It’s not very often that I’m given the option to review an original work of passion that is relevant to my interest and to the current fears of individuals. Where most writers are making references to the current financial, social and economic status via supernatural vehicles like zombies, werewolves, and mutants, ‘DEATH TAX,’ written by Jeremy Holt, uses fear that hits closer to home.
The opening to death tax puts the reader on the cusp of what seems to be a full economic and financial downfall of the Federal Reserve and America’s economy. According the story, the global banks teamed up together with the IMF, and are excluding the associations with the FR. There is no denying the fact that THE FEDERAL RESERVE BANK IS THE REASON FOR AMERICA ‘S FALL FROM POWER AND THE SOURCE OF ITS INCREASING PROBLEMS, however Holt displays what looks like a terrifying extreme, of a reality that most definitely can happen.
The entire comic has fantastic reference, without crossing lawful limits, to the fast food industry, religion, and the struggles of the average business and corporations.
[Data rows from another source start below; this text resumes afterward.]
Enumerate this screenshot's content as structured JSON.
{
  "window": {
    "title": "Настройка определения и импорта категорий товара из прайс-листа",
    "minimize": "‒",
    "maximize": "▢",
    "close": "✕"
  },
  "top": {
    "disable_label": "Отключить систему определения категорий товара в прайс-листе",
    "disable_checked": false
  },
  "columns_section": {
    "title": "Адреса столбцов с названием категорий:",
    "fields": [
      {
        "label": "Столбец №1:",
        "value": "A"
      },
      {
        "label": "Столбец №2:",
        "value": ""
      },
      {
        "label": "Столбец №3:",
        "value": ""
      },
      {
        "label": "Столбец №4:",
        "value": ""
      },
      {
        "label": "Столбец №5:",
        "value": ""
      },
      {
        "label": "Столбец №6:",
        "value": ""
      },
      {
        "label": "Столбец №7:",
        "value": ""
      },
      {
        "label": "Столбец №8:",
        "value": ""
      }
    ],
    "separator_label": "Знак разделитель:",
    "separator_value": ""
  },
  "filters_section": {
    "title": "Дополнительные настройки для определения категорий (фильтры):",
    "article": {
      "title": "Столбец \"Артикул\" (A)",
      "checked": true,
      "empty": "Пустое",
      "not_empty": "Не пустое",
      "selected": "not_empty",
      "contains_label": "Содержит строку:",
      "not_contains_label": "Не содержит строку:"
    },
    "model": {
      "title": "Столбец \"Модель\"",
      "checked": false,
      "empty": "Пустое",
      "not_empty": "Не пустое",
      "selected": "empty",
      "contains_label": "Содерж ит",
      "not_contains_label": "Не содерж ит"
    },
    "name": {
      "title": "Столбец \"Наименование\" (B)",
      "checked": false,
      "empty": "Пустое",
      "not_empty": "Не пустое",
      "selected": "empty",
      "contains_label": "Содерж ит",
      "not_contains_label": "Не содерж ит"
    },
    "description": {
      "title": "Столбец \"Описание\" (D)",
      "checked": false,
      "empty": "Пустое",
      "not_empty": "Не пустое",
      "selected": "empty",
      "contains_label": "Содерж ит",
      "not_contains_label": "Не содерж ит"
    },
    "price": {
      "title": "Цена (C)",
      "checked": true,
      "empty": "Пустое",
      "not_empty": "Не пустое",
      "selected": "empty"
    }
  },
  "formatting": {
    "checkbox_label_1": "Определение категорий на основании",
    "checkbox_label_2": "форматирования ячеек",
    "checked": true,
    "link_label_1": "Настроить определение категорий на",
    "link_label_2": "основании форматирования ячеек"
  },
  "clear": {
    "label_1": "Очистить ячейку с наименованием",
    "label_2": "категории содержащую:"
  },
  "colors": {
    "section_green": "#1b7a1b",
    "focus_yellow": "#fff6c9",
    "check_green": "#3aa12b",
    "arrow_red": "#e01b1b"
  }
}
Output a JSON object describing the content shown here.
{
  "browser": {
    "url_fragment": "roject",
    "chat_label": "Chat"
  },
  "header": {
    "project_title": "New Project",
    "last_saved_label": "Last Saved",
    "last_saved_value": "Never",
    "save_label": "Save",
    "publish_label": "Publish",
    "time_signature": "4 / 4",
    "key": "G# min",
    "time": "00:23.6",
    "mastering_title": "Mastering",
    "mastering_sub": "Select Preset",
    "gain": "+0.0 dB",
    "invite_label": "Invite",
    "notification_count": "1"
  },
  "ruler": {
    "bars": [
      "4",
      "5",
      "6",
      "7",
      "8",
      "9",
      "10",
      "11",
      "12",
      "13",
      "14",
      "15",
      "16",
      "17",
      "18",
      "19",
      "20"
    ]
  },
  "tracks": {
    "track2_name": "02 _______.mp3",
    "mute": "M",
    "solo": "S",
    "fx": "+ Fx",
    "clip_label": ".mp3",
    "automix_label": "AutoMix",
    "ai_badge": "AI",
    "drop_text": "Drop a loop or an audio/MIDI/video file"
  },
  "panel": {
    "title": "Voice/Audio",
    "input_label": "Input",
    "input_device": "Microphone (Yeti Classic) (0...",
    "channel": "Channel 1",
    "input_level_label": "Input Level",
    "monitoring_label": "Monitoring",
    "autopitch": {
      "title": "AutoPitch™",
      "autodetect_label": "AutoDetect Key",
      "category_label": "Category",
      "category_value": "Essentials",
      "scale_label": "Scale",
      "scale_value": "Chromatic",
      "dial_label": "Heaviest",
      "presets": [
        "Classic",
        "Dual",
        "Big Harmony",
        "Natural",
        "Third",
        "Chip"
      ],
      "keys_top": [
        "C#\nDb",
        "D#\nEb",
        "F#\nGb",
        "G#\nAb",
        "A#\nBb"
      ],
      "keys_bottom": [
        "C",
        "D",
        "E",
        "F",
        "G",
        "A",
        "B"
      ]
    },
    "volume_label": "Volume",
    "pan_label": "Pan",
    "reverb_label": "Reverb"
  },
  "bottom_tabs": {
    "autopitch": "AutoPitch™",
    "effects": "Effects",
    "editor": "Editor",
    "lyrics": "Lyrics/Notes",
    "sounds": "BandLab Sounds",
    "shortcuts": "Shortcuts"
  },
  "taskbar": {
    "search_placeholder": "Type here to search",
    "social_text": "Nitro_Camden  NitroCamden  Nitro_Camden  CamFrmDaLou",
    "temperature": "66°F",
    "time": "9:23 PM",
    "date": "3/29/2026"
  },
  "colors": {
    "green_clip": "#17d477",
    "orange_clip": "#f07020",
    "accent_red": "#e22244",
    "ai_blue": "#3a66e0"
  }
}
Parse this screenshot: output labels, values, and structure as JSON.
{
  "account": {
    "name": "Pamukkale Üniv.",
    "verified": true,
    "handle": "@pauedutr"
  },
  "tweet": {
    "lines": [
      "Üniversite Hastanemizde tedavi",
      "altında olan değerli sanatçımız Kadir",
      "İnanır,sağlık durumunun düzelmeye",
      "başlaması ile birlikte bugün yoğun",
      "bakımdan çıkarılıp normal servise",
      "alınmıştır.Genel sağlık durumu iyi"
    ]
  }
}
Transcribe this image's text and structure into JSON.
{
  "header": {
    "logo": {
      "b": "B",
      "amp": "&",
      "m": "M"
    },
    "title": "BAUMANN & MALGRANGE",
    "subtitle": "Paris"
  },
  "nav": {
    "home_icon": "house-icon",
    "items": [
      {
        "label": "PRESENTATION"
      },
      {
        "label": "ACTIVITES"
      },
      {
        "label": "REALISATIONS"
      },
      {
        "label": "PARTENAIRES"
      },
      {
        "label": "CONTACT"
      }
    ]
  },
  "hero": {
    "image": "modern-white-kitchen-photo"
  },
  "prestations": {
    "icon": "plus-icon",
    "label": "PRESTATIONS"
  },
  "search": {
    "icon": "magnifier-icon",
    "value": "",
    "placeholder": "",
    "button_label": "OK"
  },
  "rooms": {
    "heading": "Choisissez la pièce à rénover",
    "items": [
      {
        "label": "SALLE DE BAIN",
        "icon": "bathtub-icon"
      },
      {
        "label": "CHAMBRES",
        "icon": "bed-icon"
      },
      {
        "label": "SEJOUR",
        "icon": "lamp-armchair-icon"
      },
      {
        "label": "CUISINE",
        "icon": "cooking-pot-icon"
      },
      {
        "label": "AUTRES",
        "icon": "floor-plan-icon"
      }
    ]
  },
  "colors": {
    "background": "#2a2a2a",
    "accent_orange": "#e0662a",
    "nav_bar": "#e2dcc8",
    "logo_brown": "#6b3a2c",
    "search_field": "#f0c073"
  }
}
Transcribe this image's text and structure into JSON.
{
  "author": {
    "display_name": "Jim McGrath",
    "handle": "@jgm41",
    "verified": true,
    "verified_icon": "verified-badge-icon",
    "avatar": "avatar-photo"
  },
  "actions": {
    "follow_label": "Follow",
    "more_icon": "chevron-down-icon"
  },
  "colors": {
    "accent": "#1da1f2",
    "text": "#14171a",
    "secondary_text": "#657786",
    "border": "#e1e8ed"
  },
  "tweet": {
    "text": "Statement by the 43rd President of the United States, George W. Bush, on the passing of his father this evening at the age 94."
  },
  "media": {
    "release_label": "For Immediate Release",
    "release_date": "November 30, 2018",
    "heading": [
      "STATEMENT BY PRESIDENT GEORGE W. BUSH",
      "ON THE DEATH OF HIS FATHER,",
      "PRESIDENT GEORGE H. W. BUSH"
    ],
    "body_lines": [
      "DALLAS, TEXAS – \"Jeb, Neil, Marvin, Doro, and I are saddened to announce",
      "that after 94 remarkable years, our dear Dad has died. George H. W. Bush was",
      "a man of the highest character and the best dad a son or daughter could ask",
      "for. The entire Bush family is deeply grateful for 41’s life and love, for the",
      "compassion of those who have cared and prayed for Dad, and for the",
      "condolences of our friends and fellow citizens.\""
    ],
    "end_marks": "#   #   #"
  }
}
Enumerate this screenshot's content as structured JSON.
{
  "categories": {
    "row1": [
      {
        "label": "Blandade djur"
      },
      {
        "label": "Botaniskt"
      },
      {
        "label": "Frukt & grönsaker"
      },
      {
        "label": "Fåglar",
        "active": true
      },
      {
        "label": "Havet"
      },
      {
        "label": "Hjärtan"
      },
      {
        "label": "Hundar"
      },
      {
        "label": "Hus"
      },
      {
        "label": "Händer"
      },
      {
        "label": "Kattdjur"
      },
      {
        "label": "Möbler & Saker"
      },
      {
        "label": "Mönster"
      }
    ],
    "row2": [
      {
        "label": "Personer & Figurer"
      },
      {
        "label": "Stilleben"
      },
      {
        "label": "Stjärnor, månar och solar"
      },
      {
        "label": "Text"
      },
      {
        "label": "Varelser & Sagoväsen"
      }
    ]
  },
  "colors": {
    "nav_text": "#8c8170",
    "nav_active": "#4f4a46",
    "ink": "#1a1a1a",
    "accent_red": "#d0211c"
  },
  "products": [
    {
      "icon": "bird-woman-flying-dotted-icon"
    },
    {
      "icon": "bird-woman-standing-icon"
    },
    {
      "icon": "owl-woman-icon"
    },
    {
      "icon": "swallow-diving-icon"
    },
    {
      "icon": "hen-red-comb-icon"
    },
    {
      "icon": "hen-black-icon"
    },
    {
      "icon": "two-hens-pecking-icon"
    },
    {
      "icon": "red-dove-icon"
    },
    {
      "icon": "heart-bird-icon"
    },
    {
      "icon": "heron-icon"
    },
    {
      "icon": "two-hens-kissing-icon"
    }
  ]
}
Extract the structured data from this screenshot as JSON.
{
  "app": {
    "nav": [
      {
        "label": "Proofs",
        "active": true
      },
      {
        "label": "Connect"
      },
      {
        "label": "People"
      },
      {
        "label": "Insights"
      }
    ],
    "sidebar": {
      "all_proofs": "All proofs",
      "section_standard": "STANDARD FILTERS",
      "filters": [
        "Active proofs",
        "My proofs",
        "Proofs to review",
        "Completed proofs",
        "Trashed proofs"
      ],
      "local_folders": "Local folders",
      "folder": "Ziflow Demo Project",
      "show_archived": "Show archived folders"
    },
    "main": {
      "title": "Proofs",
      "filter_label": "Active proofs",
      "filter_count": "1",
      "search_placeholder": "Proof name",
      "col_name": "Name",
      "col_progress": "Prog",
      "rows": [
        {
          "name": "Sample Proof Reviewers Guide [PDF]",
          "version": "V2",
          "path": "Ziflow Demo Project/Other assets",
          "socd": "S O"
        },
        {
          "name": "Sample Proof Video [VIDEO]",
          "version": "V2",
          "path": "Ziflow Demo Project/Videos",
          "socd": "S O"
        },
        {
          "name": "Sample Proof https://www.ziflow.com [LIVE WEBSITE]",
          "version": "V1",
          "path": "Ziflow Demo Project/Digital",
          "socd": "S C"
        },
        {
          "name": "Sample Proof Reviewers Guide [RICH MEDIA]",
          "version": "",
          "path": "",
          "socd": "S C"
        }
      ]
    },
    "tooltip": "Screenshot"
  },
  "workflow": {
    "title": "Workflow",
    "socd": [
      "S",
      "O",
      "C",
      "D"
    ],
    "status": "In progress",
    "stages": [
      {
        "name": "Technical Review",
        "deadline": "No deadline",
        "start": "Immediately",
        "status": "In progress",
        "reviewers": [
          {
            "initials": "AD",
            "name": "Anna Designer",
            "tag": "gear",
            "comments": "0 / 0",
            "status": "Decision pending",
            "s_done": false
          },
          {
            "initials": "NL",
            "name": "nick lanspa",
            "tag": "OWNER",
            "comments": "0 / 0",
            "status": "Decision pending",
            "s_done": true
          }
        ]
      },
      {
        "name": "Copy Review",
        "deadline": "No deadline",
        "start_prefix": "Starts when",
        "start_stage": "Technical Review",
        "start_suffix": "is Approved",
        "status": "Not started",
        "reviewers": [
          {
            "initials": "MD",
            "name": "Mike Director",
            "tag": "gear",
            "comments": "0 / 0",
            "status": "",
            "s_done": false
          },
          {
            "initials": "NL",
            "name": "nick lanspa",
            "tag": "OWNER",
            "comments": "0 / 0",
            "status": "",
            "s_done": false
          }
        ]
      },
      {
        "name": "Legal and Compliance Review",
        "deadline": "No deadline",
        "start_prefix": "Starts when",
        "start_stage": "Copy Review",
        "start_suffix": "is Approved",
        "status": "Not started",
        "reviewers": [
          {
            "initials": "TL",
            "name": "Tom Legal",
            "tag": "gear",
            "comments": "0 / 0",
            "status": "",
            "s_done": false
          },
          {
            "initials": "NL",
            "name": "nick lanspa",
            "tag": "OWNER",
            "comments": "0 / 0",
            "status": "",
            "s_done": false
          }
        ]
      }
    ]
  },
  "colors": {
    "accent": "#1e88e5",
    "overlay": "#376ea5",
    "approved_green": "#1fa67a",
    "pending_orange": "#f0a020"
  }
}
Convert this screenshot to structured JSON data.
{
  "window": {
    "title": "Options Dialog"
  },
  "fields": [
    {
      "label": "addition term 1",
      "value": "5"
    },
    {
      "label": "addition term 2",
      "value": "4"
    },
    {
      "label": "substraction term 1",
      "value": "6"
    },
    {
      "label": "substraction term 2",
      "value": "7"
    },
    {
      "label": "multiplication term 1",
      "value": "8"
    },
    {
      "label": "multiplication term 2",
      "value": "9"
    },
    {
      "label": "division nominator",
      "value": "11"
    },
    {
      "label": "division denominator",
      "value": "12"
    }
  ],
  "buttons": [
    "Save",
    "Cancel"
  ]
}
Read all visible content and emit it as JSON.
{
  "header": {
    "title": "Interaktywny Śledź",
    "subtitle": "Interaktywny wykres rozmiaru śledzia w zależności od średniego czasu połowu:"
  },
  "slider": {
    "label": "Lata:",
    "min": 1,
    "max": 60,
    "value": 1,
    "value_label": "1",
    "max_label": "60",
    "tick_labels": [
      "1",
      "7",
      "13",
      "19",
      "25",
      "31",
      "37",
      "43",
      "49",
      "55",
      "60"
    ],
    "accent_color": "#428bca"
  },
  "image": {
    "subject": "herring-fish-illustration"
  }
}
Thrown within these struggles is the theme of human survival, which will raise the question to most readers “would I do the same?” The Artwork (by Renzo Podesta) is generally simplistic, which is extremely fitting for the story, I couldn’t really see Technicolor and fluorescent tones used in what I consider a “bleak, sad, testament to the human will.”
Jonah the main character, struggles with his own demons, which I hope to see developed further. He speaks internally, to a character unknown to us as of yet, to which he has a history with, and a painful regret for their death. I couldn’t really get a full understanding of his personality just yet, but look forward to seeing more of him, as I really believe he reflects the average person who will eventually become a result of his surroundings. Sarah, who is already established as a caring, strong willed woman, is another main character. She gives me a “bad-ass chick” vibe with loyalties to friends’ family, etc. Which in a world of to ‘each his own’ should be great to see themes of desperation mixed with.
Overall, I think that DEATH TAX is without a question a story worth following and worth seeing how the characters deal with an increasingly shitty state. The story makes reference to real life events, associations, and government institution, which I like a lot. Keep an eye out for this folks; it may paint a picture of a road we potentially can travel.